Bu gazeteciler arasında Kürt sorununda devletin resmi politikasına uyum göstermeyen Cengiz Çandar, Ahmet Altan, Mehmet Altan, Mehmet Barlas, Mehmet Ali Birand gibi gazeteciler bulunuyordu.
Bu kişilerden Cengiz Çandar'ın yazıları durdurulurken; Mehmet Ali
Birand Sabah'tan atıldı ve Show TV'deki 32. Gün programı yayını askıya alındı.

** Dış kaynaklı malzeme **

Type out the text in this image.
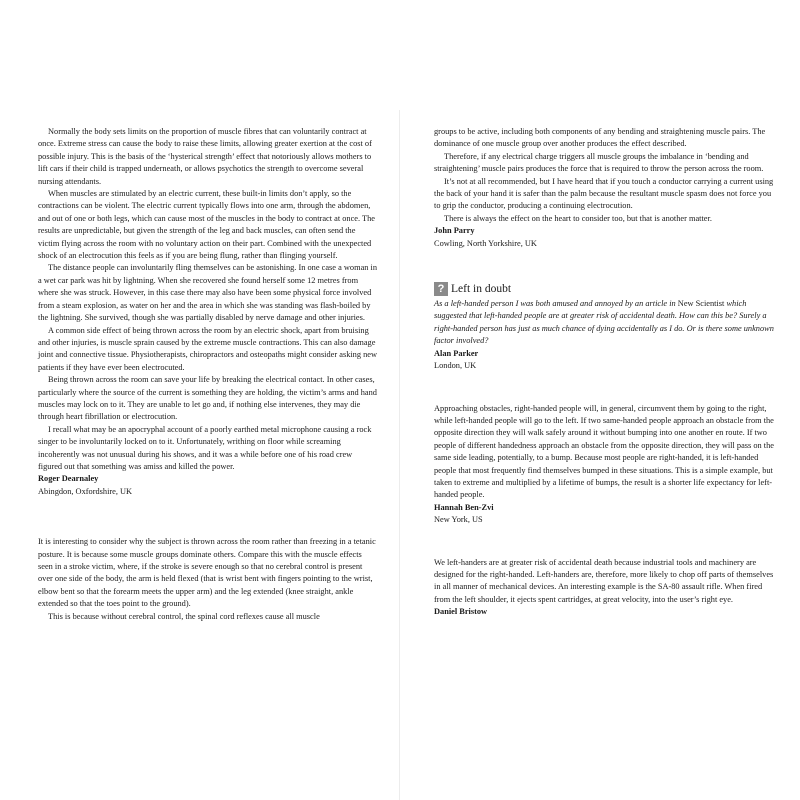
Normally the body sets limits on the proportion of muscle fibres that can voluntarily contract at once. Extreme stress can cause the body to raise these limits, allowing greater exertion at the cost of possible injury. This is the basis of the ‘hysterical strength’ effect that notoriously allows mothers to lift cars if their child is trapped underneath, or allows psychotics the strength to overcome several nursing attendants.

When muscles are stimulated by an electric current, these built-in limits don’t apply, so the contractions can be violent. The electric current typically flows into one arm, through the abdomen, and out of one or both legs, which can cause most of the muscles in the body to contract at once. The results are unpredictable, but given the strength of the leg and back muscles, can often send the victim flying across the room with no voluntary action on their part. Combined with the unexpected shock of an electrocution this feels as if you are being flung, rather than flinging yourself.

The distance people can involuntarily fling themselves can be astonishing. In one case a woman in a wet car park was hit by lightning. When she recovered she found herself some 12 metres from where she was struck. However, in this case there may also have been some physical force involved from a steam explosion, as water on her and the area in which she was standing was flash-boiled by the lightning. She survived, though she was partially disabled by nerve damage and other injuries.

A common side effect of being thrown across the room by an electric shock, apart from bruising and other injuries, is muscle sprain caused by the extreme muscle contractions. This can also damage joint and connective tissue. Physiotherapists, chiropractors and osteopaths might consider asking new patients if they have ever been electrocuted.

Being thrown across the room can save your life by breaking the electrical contact. In other cases, particularly where the source of the current is something they are holding, the victim’s arms and hand muscles may lock on to it. They are unable to let go and, if nothing else intervenes, they may die through heart fibrillation or electrocution.

I recall what may be an apocryphal account of a poorly earthed metal microphone causing a rock singer to be involuntarily locked on to it. Unfortunately, writhing on floor while screaming incoherently was not unusual during his shows, and it was a while before one of his road crew figured out that something was amiss and killed the power.

Roger Dearnaley

Abingdon, Oxfordshire, UK

It is interesting to consider why the subject is thrown across the room rather than freezing in a tetanic posture. It is because some muscle groups dominate others. Compare this with the muscle effects seen in a stroke victim, where, if the stroke is severe enough so that no cerebral control is present over one side of the body, the arm is held flexed (that is wrist bent with fingers pointing to the wrist, elbow bent so that the forearm meets the upper arm) and the leg extended (knee straight, ankle extended so that the toes point to the ground).

This is because without cerebral control, the spinal cord reflexes cause all muscle

groups to be active, including both components of any bending and straightening muscle pairs. The dominance of one muscle group over another produces the effect described.

Therefore, if any electrical charge triggers all muscle groups the imbalance in ‘bending and straightening’ muscle pairs produces the force that is required to throw the person across the room.

It’s not at all recommended, but I have heard that if you touch a conductor carrying a current using the back of your hand it is safer than the palm because the resultant muscle spasm does not force you to grip the conductor, producing a continuing electrocution.

There is always the effect on the heart to consider too, but that is another matter.

John Parry

Cowling, North Yorkshire, UK

? Left in doubt

As a left-handed person I was both amused and annoyed by an article in New Scientist which suggested that left-handed people are at greater risk of accidental death. How can this be? Surely a right-handed person has just as much chance of dying accidentally as I do. Or is there some unknown factor involved?

Alan Parker

London, UK

Approaching obstacles, right-handed people will, in general, circumvent them by going to the right, while left-handed people will go to the left. If two same-handed people approach an obstacle from the opposite direction they will walk safely around it without bumping into one another en route. If two people of different handedness approach an obstacle from the opposite direction, they will pass on the same side leading, potentially, to a bump. Because most people are right-handed, it is left-handed people that most frequently find themselves bumped in these situations. This is a simple example, but taken to extreme and multiplied by a lifetime of bumps, the result is a shorter life expectancy for left-handed people.

Hannah Ben-Zvi

New York, US

We left-handers are at greater risk of accidental death because industrial tools and machinery are designed for the right-handed. Left-handers are, therefore, more likely to chop off parts of themselves in all manner of mechanical devices. An interesting example is the SA-80 assault rifle. When fired from the left shoulder, it ejects spent cartridges, at great velocity, into the user’s right eye.

Daniel Bristow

Belgede adı geçen Akın Birdal ise suikasta uğradı. Birdal suikasttan ağır yaralı olarak kurtuldu."
***
Ve sonrası:
"Daha sonra bu belgenin 'Andıç' adı verilen bir yazıyla hazırlandığı anlaşıldı.
Belgenin Genelkurmay'ın bir andıcı olduğunun anlaşılmasıyla beraber olay hakkında hiçbir komutandan açıklama gelmedi.
Olaydan 11 yıl sonra belgenin sahte olduğunun anlaşıldığı dönemde II. Başkan olan Orgeneral Yaşar Büyükanıt, 32. Gün programında Mehmet Ali Birand'ın sorusu üzerine 'Evet hata idi...' açıklaması yapmıştır."
***
Yukarda anlattığım 28 Şubat postmodern darbesi sonrasındaki andıç skandalıydı...
Biz bunu yaklaşık yirmi yıl sonra 2017'de bir kez daha yaşadık...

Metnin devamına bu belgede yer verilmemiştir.